A man who won $80m playing the lottery while going through divorce proceedings will be required to give half his winnings to his ex-wife, a court has ruled.
Richard Anthony Zelasko, 50, has been told he must split the money with his estranged wife Mary Elizabeth, 48, after an arbitrator deemed the winnings part of the “marital estate”.
The couple, from Pontiac, Michigan, were married from 2004 until September 2011, at which point Elizabeth filed for divorce, according to court documents.
Two years later, Zelasko won an $80m Mega Millions lottery jackpot, which amounted to $38m after taxes and deductions.

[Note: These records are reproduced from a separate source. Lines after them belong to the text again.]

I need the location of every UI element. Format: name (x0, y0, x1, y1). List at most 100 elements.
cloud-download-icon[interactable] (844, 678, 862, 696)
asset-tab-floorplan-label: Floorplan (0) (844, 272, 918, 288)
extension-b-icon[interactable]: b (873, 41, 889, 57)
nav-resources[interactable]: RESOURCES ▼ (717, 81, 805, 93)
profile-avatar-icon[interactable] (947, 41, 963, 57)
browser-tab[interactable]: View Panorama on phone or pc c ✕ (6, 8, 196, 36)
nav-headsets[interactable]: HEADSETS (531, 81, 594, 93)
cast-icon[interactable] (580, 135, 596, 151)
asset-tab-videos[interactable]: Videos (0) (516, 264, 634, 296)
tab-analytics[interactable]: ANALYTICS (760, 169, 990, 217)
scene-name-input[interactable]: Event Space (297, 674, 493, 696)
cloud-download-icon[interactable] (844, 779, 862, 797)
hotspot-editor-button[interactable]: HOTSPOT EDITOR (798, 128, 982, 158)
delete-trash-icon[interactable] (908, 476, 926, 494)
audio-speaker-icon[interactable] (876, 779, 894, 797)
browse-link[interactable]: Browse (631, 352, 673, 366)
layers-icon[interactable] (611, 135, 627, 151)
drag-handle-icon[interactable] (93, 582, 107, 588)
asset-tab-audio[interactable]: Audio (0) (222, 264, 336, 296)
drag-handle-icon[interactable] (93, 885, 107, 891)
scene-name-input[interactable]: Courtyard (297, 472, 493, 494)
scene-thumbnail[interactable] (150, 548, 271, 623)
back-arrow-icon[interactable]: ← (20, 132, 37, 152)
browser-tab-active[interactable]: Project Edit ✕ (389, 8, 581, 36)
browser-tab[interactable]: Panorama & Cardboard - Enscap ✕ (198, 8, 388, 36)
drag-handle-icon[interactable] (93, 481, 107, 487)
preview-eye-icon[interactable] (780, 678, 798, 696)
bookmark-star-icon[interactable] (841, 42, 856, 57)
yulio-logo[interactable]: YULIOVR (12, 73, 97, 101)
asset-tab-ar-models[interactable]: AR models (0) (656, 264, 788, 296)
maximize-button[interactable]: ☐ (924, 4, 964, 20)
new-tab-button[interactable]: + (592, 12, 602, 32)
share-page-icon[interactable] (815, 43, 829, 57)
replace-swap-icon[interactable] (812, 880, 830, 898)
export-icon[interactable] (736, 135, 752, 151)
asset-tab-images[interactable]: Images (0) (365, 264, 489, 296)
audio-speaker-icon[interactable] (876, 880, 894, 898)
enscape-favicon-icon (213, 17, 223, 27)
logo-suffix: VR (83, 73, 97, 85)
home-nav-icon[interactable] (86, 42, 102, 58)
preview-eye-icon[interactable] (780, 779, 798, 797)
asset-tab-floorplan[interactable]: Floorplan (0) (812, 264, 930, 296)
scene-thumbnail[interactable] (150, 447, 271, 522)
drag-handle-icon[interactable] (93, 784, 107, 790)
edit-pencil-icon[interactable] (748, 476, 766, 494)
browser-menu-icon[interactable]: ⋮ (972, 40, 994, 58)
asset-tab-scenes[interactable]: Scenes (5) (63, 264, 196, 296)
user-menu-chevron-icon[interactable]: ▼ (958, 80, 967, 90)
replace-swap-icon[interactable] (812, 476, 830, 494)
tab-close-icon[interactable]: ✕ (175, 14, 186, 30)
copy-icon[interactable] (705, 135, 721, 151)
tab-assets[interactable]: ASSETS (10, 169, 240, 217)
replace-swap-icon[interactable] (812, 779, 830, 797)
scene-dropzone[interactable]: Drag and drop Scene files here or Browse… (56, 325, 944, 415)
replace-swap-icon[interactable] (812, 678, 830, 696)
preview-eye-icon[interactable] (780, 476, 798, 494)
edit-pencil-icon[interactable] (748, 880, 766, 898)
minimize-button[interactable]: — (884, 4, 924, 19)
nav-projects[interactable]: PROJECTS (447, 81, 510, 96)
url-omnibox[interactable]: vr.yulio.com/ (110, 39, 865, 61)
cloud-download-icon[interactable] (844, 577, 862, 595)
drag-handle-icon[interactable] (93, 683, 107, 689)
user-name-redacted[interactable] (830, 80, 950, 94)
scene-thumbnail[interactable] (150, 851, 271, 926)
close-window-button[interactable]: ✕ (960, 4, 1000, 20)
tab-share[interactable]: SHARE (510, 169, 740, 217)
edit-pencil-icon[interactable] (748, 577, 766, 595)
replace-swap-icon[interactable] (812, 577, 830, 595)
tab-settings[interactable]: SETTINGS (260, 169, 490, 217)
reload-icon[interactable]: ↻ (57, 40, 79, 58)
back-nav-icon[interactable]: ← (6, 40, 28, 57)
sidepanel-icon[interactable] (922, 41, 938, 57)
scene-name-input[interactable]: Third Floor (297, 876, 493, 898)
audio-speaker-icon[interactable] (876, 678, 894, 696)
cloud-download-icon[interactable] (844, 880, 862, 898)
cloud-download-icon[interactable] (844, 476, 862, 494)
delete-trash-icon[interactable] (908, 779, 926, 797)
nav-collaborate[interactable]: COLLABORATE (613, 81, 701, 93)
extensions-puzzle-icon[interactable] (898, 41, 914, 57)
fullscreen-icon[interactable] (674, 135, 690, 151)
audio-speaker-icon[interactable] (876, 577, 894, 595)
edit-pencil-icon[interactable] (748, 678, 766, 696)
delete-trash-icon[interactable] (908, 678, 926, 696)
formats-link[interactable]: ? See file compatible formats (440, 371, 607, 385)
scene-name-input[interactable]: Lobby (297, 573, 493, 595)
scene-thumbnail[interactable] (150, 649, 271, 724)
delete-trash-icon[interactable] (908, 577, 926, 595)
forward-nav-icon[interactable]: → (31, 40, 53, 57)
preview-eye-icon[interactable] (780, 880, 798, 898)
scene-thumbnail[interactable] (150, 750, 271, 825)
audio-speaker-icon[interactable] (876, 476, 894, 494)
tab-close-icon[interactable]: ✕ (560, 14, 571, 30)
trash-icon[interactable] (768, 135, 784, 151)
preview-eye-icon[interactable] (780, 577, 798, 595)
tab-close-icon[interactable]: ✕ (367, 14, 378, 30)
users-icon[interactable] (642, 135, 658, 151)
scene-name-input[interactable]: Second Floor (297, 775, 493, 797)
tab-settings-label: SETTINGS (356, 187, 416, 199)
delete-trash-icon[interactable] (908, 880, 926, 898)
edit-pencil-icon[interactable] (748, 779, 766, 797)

Despite being separated at the time the ticket was purchased, the arbitrator deemed the winnings should be shared jointly because “that was probably not the first lottery ticket that defendant purchased during the marriage, and ‘as losses throughout the marriage were incurred jointly, so should winnings be shared jointly’”.
According to court documents, Elizabeth earned between $100,000 and $120,000 annually while Zelasko earned $36,000 annually during their marriage.
The documents also state Zelasko did not contribute any of the money from his winnings towards care for the couple’s three children prior to being required to do so.
In 2013, Elizabeth was awarded $15m of the lottery winnings, and in 2014, child support payments of more than $7,000.
However, after the original arbitrator died in 2014 before issuing the final award, Zelasko attempted to appeal the decision - at which point a substitute arbitrator was appointed and the decision upheld.
The decision of the first arbitrator was again upheld by the Michigan Court of Appeals on 13 June 2019, after Zelasko attempted to appeal the decision a second time.